Health Records and Information Privacy Act 2002 No 71
38 Operation of health privacy codes of practice
(1) Health privacy codes of practice may be made for the purpose of protecting the privacy of health information with respect to individuals.(2) A health privacy code of practice may regulate any of the following matters:(a) the collection or retention of health information held by organisations,(b) the use or disclosure of health information held by organisations,(c) the transfer by organisations of health information from New South Wales to a jurisdiction outside New South Wales or to a Commonwealth agency,(d) the electronic or computerised linkage of health information held by organisations,(e) the procedures for dealing with health information held by organisations.(3) In particular, a health privacy code of practice may provide for the protection of health information contained in a record that is more than 30 years old, and any such provision has effect despite the provisions of any other Act that deals with the disclosure of, or access to, health information of that kind.

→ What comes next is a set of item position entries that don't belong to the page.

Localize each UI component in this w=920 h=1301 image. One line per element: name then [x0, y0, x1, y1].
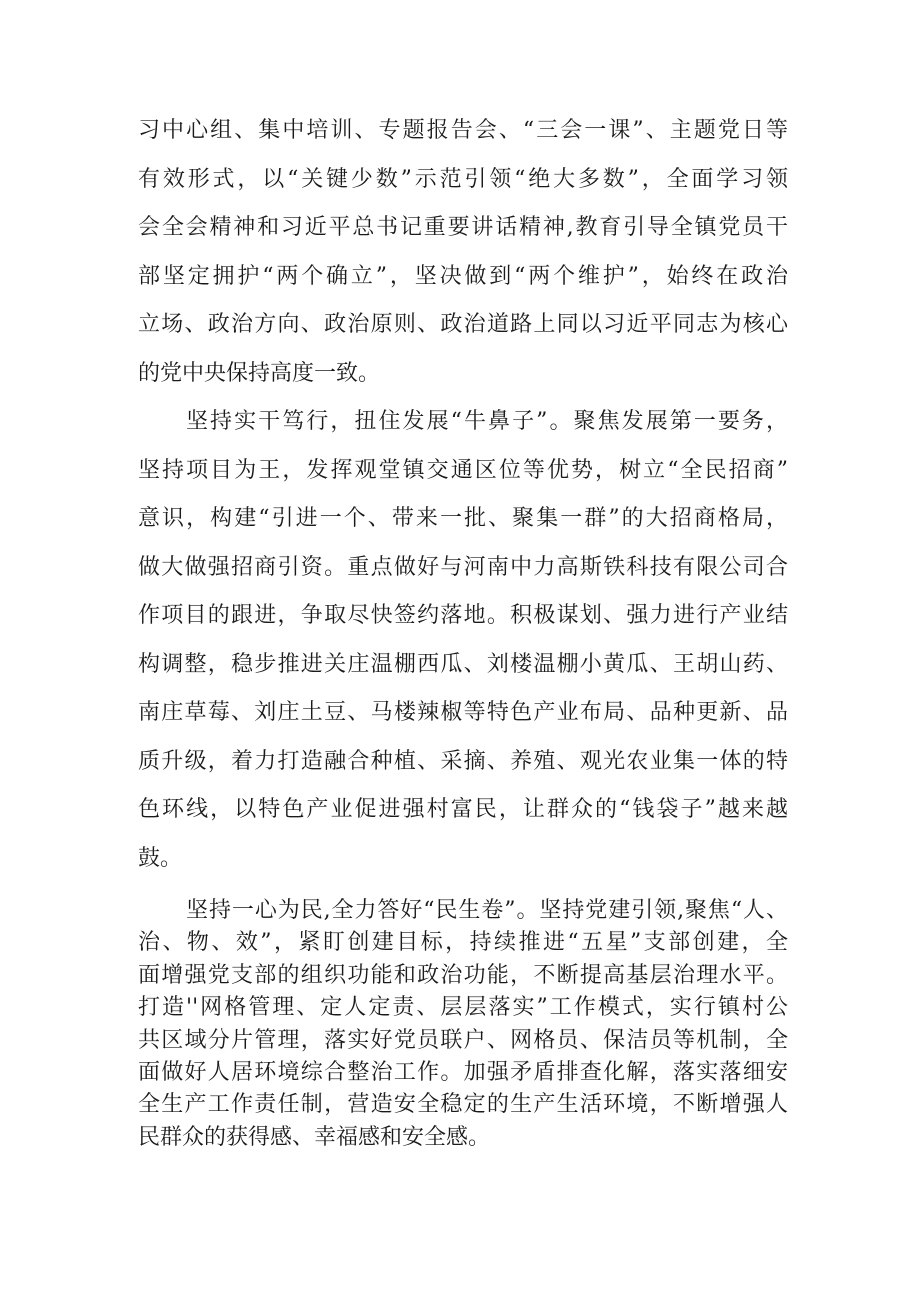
- text-line: 治、物、效”，紧盯创建目标，持续推进“五星”支部创建，全: [138, 930, 788, 956]
- text-line: 坚持实干笃行，扭住发展“牛鼻子”。聚焦发展第一要务，: [186, 409, 788, 434]
- text-line: 习中心组、集中培训、专题报告会、“三会一课”、主题党日等: [138, 118, 788, 143]
- text-line: 部坚定拥护“两个确立”，坚决做到“两个维护”，始终在政治: [138, 263, 788, 289]
- text-line: 构调整，稳步推进关庄温棚西瓜、刘楼温棚小黄瓜、王胡山药、: [138, 651, 788, 677]
- text-line: 有效形式，以“关键少数”示范引领“绝大多数”，全面学习领: [138, 166, 788, 192]
- text-line: 坚持项目为王，发挥观堂镇交通区位等优势，树立“全民招商”: [138, 457, 788, 483]
- text-line: 意识，构建“引进一个、带来一批、聚集一群”的大招商格局，: [138, 506, 788, 531]
- text-line: 面增强党支部的组织功能和政治功能，不断提高基层治理水平。: [138, 962, 788, 988]
- text-line: 南庄草莓、刘庄土豆、马楼辣椒等特色产业布局、品种更新、品: [138, 700, 788, 725]
- paragraph-livelihood: [138, 895, 788, 1154]
- paragraph-development: [138, 398, 788, 883]
- text-line: 打造''网格管理、定人定责、层层落实”工作模式，实行镇村公: [138, 995, 788, 1021]
- text-line: 质升级，着力打造融合种植、采摘、养殖、观光农业集一体的特: [138, 748, 788, 774]
- text-line: 做大做强招商引资。重点做好与河南中力高斯铁科技有限公司合: [138, 554, 788, 580]
- text-line: 坚持一心为民,全力答好“民生卷”。坚持党建引领,聚焦“人、: [186, 898, 788, 923]
- text-line: 会全会精神和习近平总书记重要讲话精神,教育引导全镇党员干: [138, 215, 788, 240]
- text-line: 民群众的获得感、幸福感和安全感。: [138, 1124, 491, 1150]
- text-line: 立场、政治方向、政治原则、政治道路上同以习近平同志为核心: [138, 312, 788, 337]
- text-line: 全生产工作责任制，营造安全稳定的生产生活环境，不断增强人: [138, 1092, 788, 1118]
- text-line: 的党中央保持高度一致。: [138, 360, 381, 386]
- text-line: 面做好人居环境综合整治工作。加强矛盾排查化解，落实落细安: [138, 1060, 788, 1086]
- paragraph-party-study: [138, 107, 788, 398]
- text-line: 作项目的跟进，争取尽快签约落地。积极谋划、强力进行产业结: [138, 603, 788, 628]
- text-line: 共区域分片管理，落实好党员联户、网格员、保洁员等机制，全: [138, 1027, 788, 1053]
- text-line: 鼓。: [138, 845, 183, 871]
- text-line: 色环线，以特色产业促进强村富民，让群众的“钱袋子”越来越: [138, 797, 788, 822]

Any such code must, to the extent that it relates to health information contained in a State record that is more than 30 years old, be consistent with any relevant guidelines issued under section 52 of the State Records Act 1998.(4) A health privacy code of practice can apply to any one or more of the following:(a) any specified class of health information,(b) any specified organisation or class of organisation,(c) any specified activity or class of activity.(5) Except in the case of a health privacy code of practice that is referred to in subsection (3), a code cannot affect the operation of any exemption provided under this Act.(6) A health privacy code of practice:(a) must provide standards of health information privacy protection that operate to protect organisations from any restrictions in relation to the importation of health information into New South Wales, and(b) must not impose on any organisation any requirements that are more stringent (or of a higher standard) than the Health Privacy Principles.